Всего три года, отсчитанных по биению сердца, понадобилось ему, чтобы сделать дыру, ведущую в бездну. Там он и спрятался. Едва сдерживая хохот, изобретательный, как Одиссей, он слушал возгласы удивлённой стражи, вспоминавшей лесных оборотней и египетских колдунов, с которыми состязался Аарон. Крики тюремщиков вызвали переполох. Спешно, точно за стеной враг, затворили городские ворота, обыскали дремлющие в гавани корабли, разослав повсюду гонцов. В припадке мстительного испуга арестовали жену Андроника и, создав этим шедевр комедии положений, бросили в ту же самую камеру, где был муж. Ночью, выйдя из подземелья, он предстал перед поражённой. Она решила, что встретила привидение, но он доказал ей противное. «Раскаиваясь в изменах, он помирился с женой, — сообщает источник. — И спустя положенный срок у неё родился ребёнок».
Через неделю, когда утихли страсти, он проскользнул мимо охранников и бежал из крепости, города, императорских владений. Он уже достиг Азии — приюта всех беглецов. И тут жестокие морозы принудили его обратиться к рыбакам. Его узнали и, невзирая на уловки и мольбы, выдали императору.
Андроника водворили обратно, приказав стеречь пуще зеницы ока.
Но через шесть лет, когда бдительность сторожей уступила лени, он получил слугу, которого уговорил снять с ключей слепок. Жена Андроника сделала отмычки и в бочке с вином передала верёвку.

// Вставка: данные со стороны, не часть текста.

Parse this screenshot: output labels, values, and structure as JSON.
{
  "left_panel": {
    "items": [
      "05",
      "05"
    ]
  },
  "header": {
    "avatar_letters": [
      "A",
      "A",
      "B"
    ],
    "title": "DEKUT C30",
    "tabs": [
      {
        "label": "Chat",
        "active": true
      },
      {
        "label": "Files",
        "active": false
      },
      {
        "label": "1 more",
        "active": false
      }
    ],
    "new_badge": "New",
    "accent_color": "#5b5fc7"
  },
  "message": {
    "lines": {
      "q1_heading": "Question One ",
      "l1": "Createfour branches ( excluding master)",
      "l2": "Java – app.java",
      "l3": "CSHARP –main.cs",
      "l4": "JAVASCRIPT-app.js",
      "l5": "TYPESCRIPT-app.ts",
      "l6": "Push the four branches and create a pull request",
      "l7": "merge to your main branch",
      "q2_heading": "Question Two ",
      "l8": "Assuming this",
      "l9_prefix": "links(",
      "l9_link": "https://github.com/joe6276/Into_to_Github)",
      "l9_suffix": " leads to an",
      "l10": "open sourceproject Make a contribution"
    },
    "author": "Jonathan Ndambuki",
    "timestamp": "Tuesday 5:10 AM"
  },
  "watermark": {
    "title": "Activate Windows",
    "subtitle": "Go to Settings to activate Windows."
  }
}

Башня выходила во дворик, заросший густой травой. Он террасой высился над морем. Чтобы обходчик ничего не заметил, Андроник плотно закрыл дверь и, притаившись в траве, ждал темноты. Светили звёзды, и луна покрылась пятнами, как леопард, когда он зацепил верёвку за наружный зубец и бесшумно соскользнул на морской берег. Там его ждала лодка, и он уже ликовал. Но с тех пор, как два века назад Иоанн Цимисхий, подплыв, зарезал Никифора Фоку, дремавшего на шкуре снежного барса, по всему взморью расставили посты. И Андроник, забыв о них, впотьмах наткнулся на дозор. Он готов был себя убить! Но его выручила находчивость. «Я сбежал от жестокого хозяина, — упал он на колени. — Не выдавайте меня!» На ногах у него звенели кандалы, он нарочно коверкал слова, как последний варвар, а сметливый лодочник поднял крик, требуя его возврата. Оскалившись в переменчивом свете факелов, стражники вернули мнимого раба мнимому господину. Андроник налёг на вёсла, пришпорил коня и под утро был у границы. Он уже верил, что спасся, когда его узнали валахские пастухи. Как и шесть лет назад, его схватили на пороге свободы! «Всякий бы растерялся на его месте, — продолжает летописец, — всякий, но не Андроник». Он притворился, что у него колики, держась за живот, выпросил позволение отойти с дороги. Забравшись в самую чащу, воткнул в землю палку, задрапировал её своим плащом, надел сверху шапку, придав вид человека, присевшего на корточки, а сам, почти голый, удалился ползком с быстротой ящерицы[8].
Минуя земли болгар и дикие половецкие степи, он добрался до славян, разделив с их князем и стол, и кров. И вскоре на имперском горизонте замаячили всадники с притороченными к сёдлам луками. Их кривые сабли засвистели над греческими головами. Андроник-предатель вёл степняков на ромейские города.
И Мануил был вынужден снова его простить.
А при дворе Андроник опять заставил говорить о себе. Когда Мануил, не имевший сына, потребовал присяги для своей дочери от немки, он заявил, что василевс ещё не стар. Он говорил о семени Авраама, а главное — что стыдно подчиняться чужеродцам. Он стал бельмом на глазу, и его вновь отлучили. Как и четырнадцать лет назад, отправили в Киликию. Как и четырнадцать лет назад, он дал себя разбить.
В Антиохии расцветала новая роза, превзошедшая, по слухам, супругу Мануила — свою сестру. И Андроника опять захватило болезненное соперничество, он должен был доказывать, что ни в чём не уступает царю. В короткой тунике, подчёркивающей горделивую осанку, в окружении белокурых пажей с серебряными луками Андроник прогуливался под окнами избранницы. Вспыхнувшая страсть освещала его лицо. И девушка уступила. Влюблённая, она жила только Андроником, когда, прихватив казну, он бежал.